The Emoji Code: The Linguistics Behind Smiley Faces and Scaredy Cats

Hi all! I'm back! I wasn't planning on coming back officially until October, but after the wonderful stack of books I picked up at Book Expo 2017, I would be remiss if I didn't post on the books I read that are coming out this month. 

We start with Vyvyan Evans' The Emoji Code: The Linguistics Behind Smiley Faces and Scaredy Cats. When I teach development courses, I usually devote one class to language development. Of course we spend a good deal of time talking about phonemic awareness and development, but I also devote some time to discussion on how and why language morphs. We talk about emoji's in terms of semantics, which is how we understand the meaning of sentences and phrases. Semantics are much easier to get in spoken word as opposed to written word, and electronic communication has made this even worse. I have argued for years that emojis allow us to insert semantics into our texting communication in order to express meaning to the recipient. That being said, when I saw that this book was on deck at Book Expo, I stalked the booth waiting for it to drop. 

I'm so glad that I did. Not only did I highlight and annotate the crap out of this book, I also sent it to my professors who teach language courses. I'll also reference it in my language lectures for my students. It's a valuable piece of writing to use in eduction, but the key to this book is that it's written for the layman. It's a book you or I can read on the couch, and wach chapter has anecdotes to support the argument as well as data that will make you stop and think. If you've been a long time follower of this blog, you know that I LOVE smart books that are accessible for the general reading population, and this fits into that category. 
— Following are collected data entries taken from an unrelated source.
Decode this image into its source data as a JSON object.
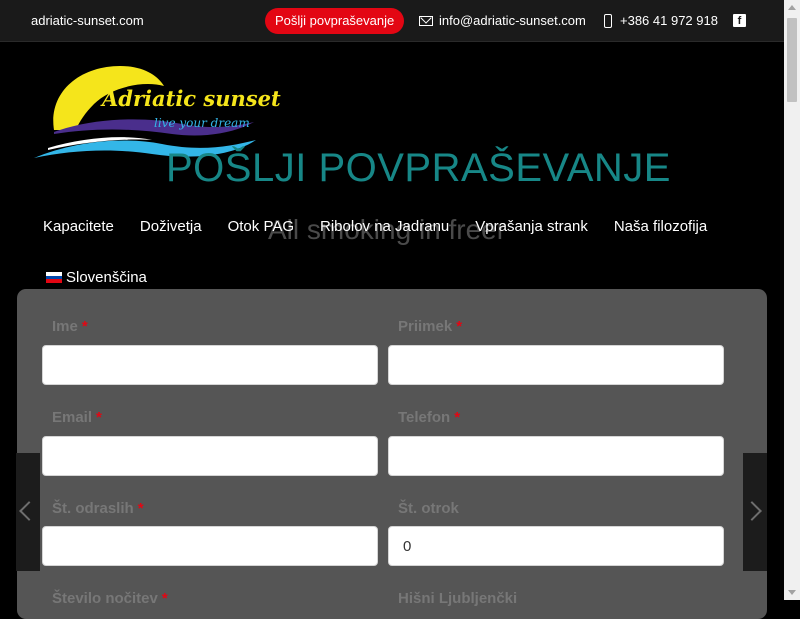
{
  "topbar": {
    "site": "adriatic-sunset.com",
    "cta": "Pošlji povpraševanje",
    "email": "info@adriatic-sunset.com",
    "phone": "+386 41 972 918",
    "facebook": "f"
  },
  "logo": {
    "title": "Adriatic sunset",
    "tagline": "live your dream"
  },
  "page": {
    "title": "POŠLJI POVPRAŠEVANJE",
    "ghost_subtitle": "All smoking in freer"
  },
  "nav": {
    "items": [
      {
        "label": "Kapacitete"
      },
      {
        "label": "Doživetja"
      },
      {
        "label": "Otok PAG"
      },
      {
        "label": "Ribolov na Jadranu"
      },
      {
        "label": "Vprašanja strank"
      },
      {
        "label": "Naša filozofija"
      }
    ],
    "language": "Slovenščina"
  },
  "form": {
    "required_mark": "*",
    "first_name": {
      "label": "Ime",
      "value": ""
    },
    "last_name": {
      "label": "Priimek",
      "value": ""
    },
    "email": {
      "label": "Email",
      "value": ""
    },
    "phone": {
      "label": "Telefon",
      "value": ""
    },
    "adults": {
      "label": "Št. odraslih",
      "value": ""
    },
    "children": {
      "label": "Št. otrok",
      "value": "0"
    },
    "nights": {
      "label": "Število nočitev"
    },
    "extra": {
      "label": "Hišni Ljubljenčki"
    }
  },
  "colors": {
    "accent_red": "#e30613",
    "title_teal": "#178787",
    "panel_bg": "#555555",
    "logo_yellow": "#f5e51b",
    "logo_blue": "#33b6e8"
  }
}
I was a traditionalist early on with emoticons and emojis. I still don't believe they have. A place in professional emails, but I now use them fairly liberally in my personal communication. I've grown to see the value in them as enhancing written communication, and I've learned to embrace them. In fact, I just returned an email to a former student (he shared an article with me about the importance of reading) and ended with an emoji. I agree with Evans' estimation that emoji is not a language that can stand in and of itself -- you will have to pick up the book and read the argument yourself -- but they certainly LT are useful in terms of semantics. I love that they enhance language rather than attempt to replace it. So use emoji away, friends.